For reasons that are never clear, Barnum makes a partnership with a playwright named Phillip Carlyle (Zac Efron).

Going along with the themes of diversity and inclusivity, Carlyle becomes interested in the African American trapeze artist named Anne Wheeler (Zendaya), sporting rather modern pink-dyed hair. They have a number together called “Rewrite the Stars,” lamenting the difficulty of their relationship. While New York, where the film mainly takes place, was an exception, mixed-race marriages were not legal in much of the US all the way to 1967 when the Supreme Court ruled the laws unconstitutional.

A main point in the film is that the circus people Barnum assembles have always been outcasts, and now they get a chance to be stars. But even with success, Barnum and others still don’t fully accept them as people.

The message that everyone should be accepted for who they are is a good one, but the film beats it with a club over and over. And one can guess that in the 1850 and ’60s, egalitarianism and body-positivism weren’t Barnum’s true motive.

Parallel to that story of the circus performers bonding into a family, Barnum is also seeking acceptance. Even with his newfound wealth, New York society sneers at him and also at Carlyle, who now finds himself rejected by his former friends.

To add some drama, there is a bizarre rivalry between Barnum and newspaper columnist James Gordon Bennett, who stirs up public anger against the circus because every film needs a villain.

There is also some contrived tension between Barnum and his wife’s parents, and bullying of Barnum’s kids by other kids.

As a musical, The Greatest Show has a lot of the right elements but doesn’t push the material over the top. It tries to get a Moulin Rouge! and La La Land vibe, but misses the brass ring.

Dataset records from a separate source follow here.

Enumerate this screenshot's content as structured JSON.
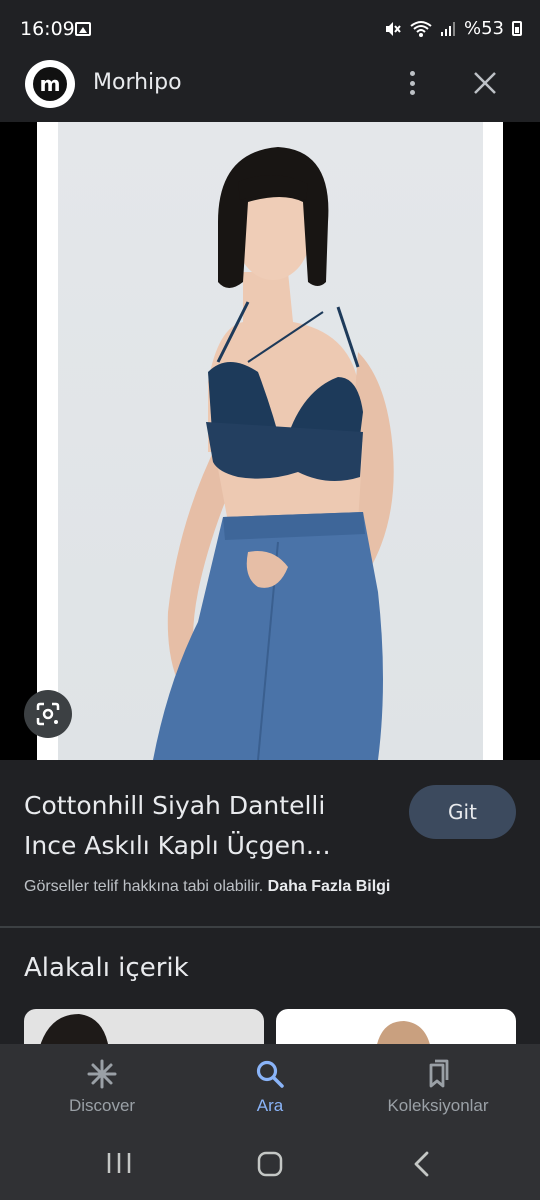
{
  "status_bar": {
    "time": "16:09",
    "battery": "%53"
  },
  "app_bar": {
    "logo_letter": "m",
    "title": "Morhipo"
  },
  "product": {
    "title_line1": "Cottonhill Siyah Dantelli",
    "title_line2": "Ince Askılı Kaplı Üçgen…",
    "visit_label": "Git",
    "copyright_text": "Görseller telif hakkına tabi olabilir. ",
    "copyright_link": "Daha Fazla Bilgi"
  },
  "related": {
    "title": "Alakalı içerik"
  },
  "bottom_nav": {
    "items": [
      {
        "label": "Discover",
        "icon": "asterisk-icon",
        "active": false
      },
      {
        "label": "Ara",
        "icon": "search-icon",
        "active": true
      },
      {
        "label": "Koleksiyonlar",
        "icon": "collections-icon",
        "active": false
      }
    ]
  },
  "colors": {
    "background": "#202124",
    "accent": "#8ab4f8",
    "button_bg": "#3c4a5e"
  }
}
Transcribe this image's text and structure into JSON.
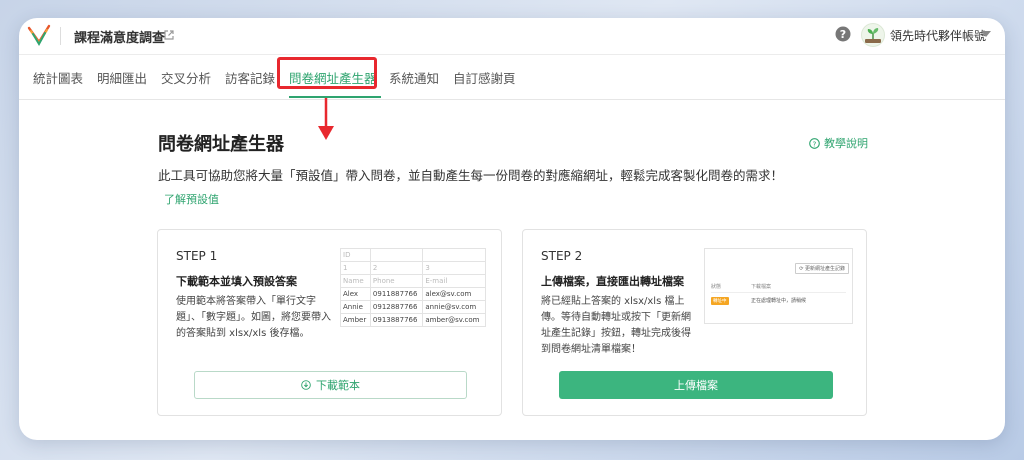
{
  "header": {
    "survey_title": "課程滿意度調查",
    "account_name": "領先時代夥伴帳號"
  },
  "tabs": [
    {
      "label": "統計圖表"
    },
    {
      "label": "明細匯出"
    },
    {
      "label": "交叉分析"
    },
    {
      "label": "訪客記錄"
    },
    {
      "label": "問卷網址產生器",
      "active": true
    },
    {
      "label": "系統通知"
    },
    {
      "label": "自訂感謝頁"
    }
  ],
  "main": {
    "page_title": "問卷網址產生器",
    "help_link": "教學說明",
    "description": "此工具可協助您將大量「預設值」帶入問卷，並自動產生每一份問卷的對應縮網址，輕鬆完成客製化問卷的需求！",
    "learn_link": "了解預設值"
  },
  "step1": {
    "label": "STEP 1",
    "title": "下載範本並填入預設答案",
    "description": "使用範本將答案帶入「單行文字題」、「數字題」。如圖，將您要帶入的答案貼到 xlsx/xls 後存檔。",
    "button": "下載範本",
    "table": {
      "rows": [
        [
          "ID",
          "",
          ""
        ],
        [
          "1",
          "2",
          "3"
        ],
        [
          "Name",
          "Phone",
          "E-mail"
        ],
        [
          "Alex",
          "0911887766",
          "alex@sv.com"
        ],
        [
          "Annie",
          "0912887766",
          "annie@sv.com"
        ],
        [
          "Amber",
          "0913887766",
          "amber@sv.com"
        ]
      ]
    }
  },
  "step2": {
    "label": "STEP 2",
    "title": "上傳檔案，直接匯出轉址檔案",
    "description": "將已經貼上答案的 xlsx/xls 檔上傳。等待自動轉址或按下「更新網址產生記錄」按鈕，轉址完成後得到問卷網址清單檔案！",
    "button": "上傳檔案",
    "preview": {
      "refresh_button": "⟳ 更新網址產生記錄",
      "col_status": "狀態",
      "col_download": "下載檔案",
      "badge": "轉址中",
      "row_text": "正在處理轉址中，請稍候"
    }
  },
  "colors": {
    "accent": "#2fa46f",
    "button": "#3cb57f",
    "highlight": "#e8282e"
  }
}
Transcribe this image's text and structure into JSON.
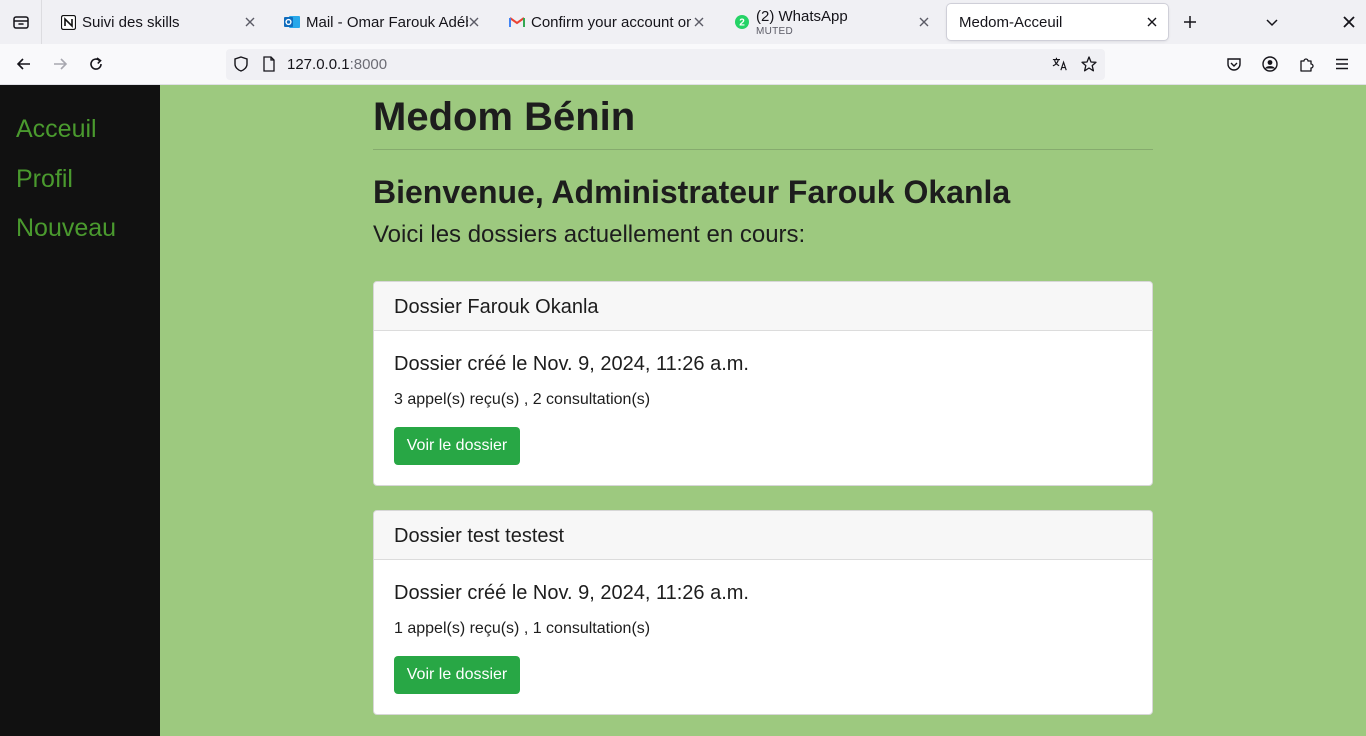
{
  "browser": {
    "tabs": [
      {
        "title": "Suivi des skills",
        "icon": "notion-icon"
      },
      {
        "title": "Mail - Omar Farouk Adébayo",
        "icon": "outlook-icon"
      },
      {
        "title": "Confirm your account on",
        "icon": "gmail-icon"
      },
      {
        "title": "(2) WhatsApp",
        "subtitle": "MUTED",
        "icon": "whatsapp-icon",
        "badge": "2"
      },
      {
        "title": "Medom-Acceuil",
        "icon": "none"
      }
    ],
    "url": {
      "host": "127.0.0.1",
      "port": ":8000"
    },
    "colors": {
      "tabbar": "#f0f0f4",
      "whatsapp": "#25d366",
      "outlook": "#0f6cbd",
      "gmail": "#ea4335"
    }
  },
  "sidebar": {
    "items": [
      {
        "label": "Acceuil"
      },
      {
        "label": "Profil"
      },
      {
        "label": "Nouveau"
      }
    ]
  },
  "main": {
    "site_title": "Medom Bénin",
    "welcome": "Bienvenue, Administrateur Farouk Okanla",
    "intro": "Voici les dossiers actuellement en cours:",
    "dossiers": [
      {
        "title": "Dossier Farouk Okanla",
        "date": "Dossier créé le Nov. 9, 2024, 11:26 a.m.",
        "stats": "3 appel(s) reçu(s) , 2 consultation(s)",
        "button": "Voir le dossier"
      },
      {
        "title": "Dossier test testest",
        "date": "Dossier créé le Nov. 9, 2024, 11:26 a.m.",
        "stats": "1 appel(s) reçu(s) , 1 consultation(s)",
        "button": "Voir le dossier"
      }
    ]
  },
  "theme": {
    "page_bg": "#9dc97f",
    "sidebar_bg": "#111111",
    "link": "#4a9a2e",
    "button": "#28a745"
  }
}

Hugh Jackman, known for action films, shines in a song-and-dance role. He makes the film worth seeing, but just barely. Zendaya as the trapeze artist also stands out among the ensemble cast. Zac Efron makes an impression as well, but his ponderous role left too many unanswered questions.

Director Michael Gracey reportedly got in a bit over his head with such a big project as a debut. James Mangold, who worked with Jackman on Kate & Leopold, The Wolverine and Logan, was called in to reshoot part of the film and oversee the post-production. This can explain some of the drastic shifts in tone, plot holes and other oddities in the film.

Production on The Greatest Showman was first announced in 2009 but was delayed several times. In a case of cosmic bad timing, the Ringling Bros. and Barnum & Bailey Circus, which evolved from the circus depicted in the film, closed for good May 21, 2017, due to declining interest, high operating costs and growing opposition to using live animals. They stopped using elephants in 2016.